De notre envoyée spéciale à Sofia

La trentaine, Dessislava est attachée économique pour la Région wallonne à Sofia, en Bulgarie. Pendant l’époque communiste, cette géographe de formation n’avait jamais mis le pied en Europe occidentale. Pourtant, elle est quadrilingue et parle le français presque sans accent. Elle est loin de faire exception. En Bulgarie, le multilinguisme est entretenu par une tradition déjà longue de lycées bilingues.

 » 35 % de nos élèves étudient dans ce type d’établissements « , explique Georgi Jetchev, professeur de français. L’orientation vers une classe bilingue s’effectue sur la base d’un test organisé au terme de la 7e année de scolarité obligatoire. Les élèves y ont été préparés par l’apprentissage d’une première langue étrangère dès 8 ans (autrefois le russe était obligatoire) et d’une seconde, deux ans plus tard. Le lycée bilingue anglais, naguère réservé aux enfants de l’élite au pouvoir, est le plus prisé. Le lycée bilingue en français, lui, a longtemps été recherché par les milieux intellectuels et artistiques.
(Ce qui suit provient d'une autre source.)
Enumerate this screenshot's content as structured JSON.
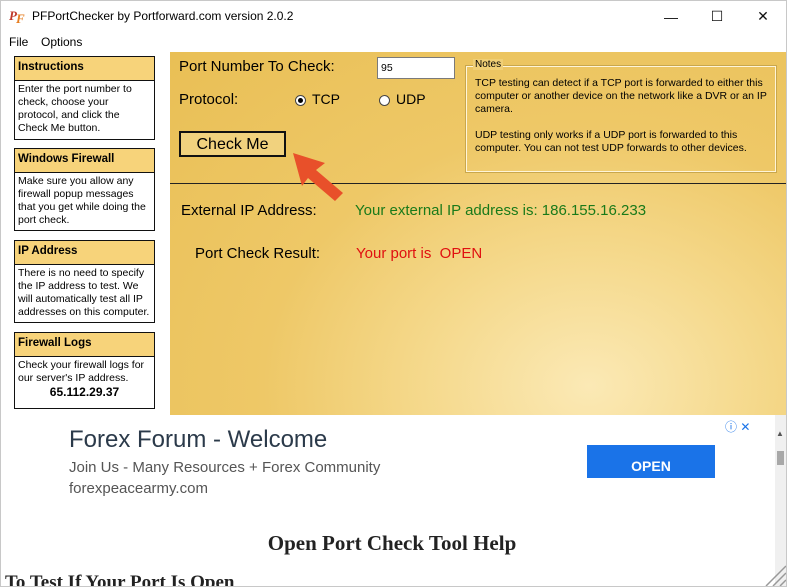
{
  "window": {
    "title": "PFPortChecker by Portforward.com version 2.0.2",
    "controls": {
      "minimize": "—",
      "maximize": "☐",
      "close": "✕"
    }
  },
  "menu": {
    "file": "File",
    "options": "Options"
  },
  "sidebar": {
    "instructions": {
      "title": "Instructions",
      "body": "Enter the port number to check, choose your protocol, and click the Check Me button."
    },
    "firewall": {
      "title": "Windows Firewall",
      "body": "Make sure you allow any firewall popup messages that you get while doing the port check."
    },
    "ip": {
      "title": "IP Address",
      "body": "There is no need to specify the IP address to test. We will automatically test all IP addresses on this computer."
    },
    "logs": {
      "title": "Firewall Logs",
      "body": "Check your firewall logs for our server's IP address.",
      "ip": "65.112.29.37"
    }
  },
  "main": {
    "port_label": "Port Number To Check:",
    "port_value": "95",
    "protocol_label": "Protocol:",
    "tcp_label": "TCP",
    "udp_label": "UDP",
    "check_button": "Check Me",
    "notes_title": "Notes",
    "notes_tcp": "TCP testing can detect if a TCP port is forwarded to either this computer or another device on the network like a DVR or an IP camera.",
    "notes_udp": "UDP testing only works if a UDP port is forwarded to this computer. You can not test UDP forwards to other devices.",
    "external_label": "External IP Address:",
    "external_value": "Your external IP address is: 186.155.16.233",
    "result_label": "Port Check Result:",
    "result_value": "Your port is  OPEN"
  },
  "ad": {
    "title": "Forex Forum - Welcome",
    "subtitle": "Join Us - Many Resources + Forex Community",
    "url": "forexpeacearmy.com",
    "open_button": "OPEN",
    "icons": "ⓘ ✕"
  },
  "help": {
    "heading": "Open Port Check Tool Help",
    "subheading": "To Test If Your Port Is Open"
  },
  "colors": {
    "panel_bg": "#eec867",
    "header_bg": "#f7d37a",
    "ip_text": "#1a7a1a",
    "result_text": "#e01010",
    "arrow": "#e8502a",
    "ad_button": "#1a73e8"
  },
  "icons": {
    "app": "pf-logo-icon",
    "arrow": "red-arrow-icon",
    "grip": "resize-grip-icon"
  }
}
Mais il existe aussi un enseignement immersif en allemand, en espagnol…

Correspondant à notre 2e rénovée, la première des cinq années passées au lycée bilingue comporte vingt heures par semaine d’immersion dans la langue cible. Par la suite, ce nombre d’heures diminue, même si l’histoire, la géographie, la chimie et la biologie sont aussi enseignées dans la langue choisie.

Les professeurs ne sont généralement pas des native speakers. Mais, issus eux-mêmes de lycées bilingues, ils ont eu, à l’université, la possibilité de combiner une formation en biologie avec une spécialité en langue, ou une licence en français avec un module poussé en géographie. En Bulgarie, il n’y a manifestement pas de barrière entre les scientifiques et les littéraires. D.K.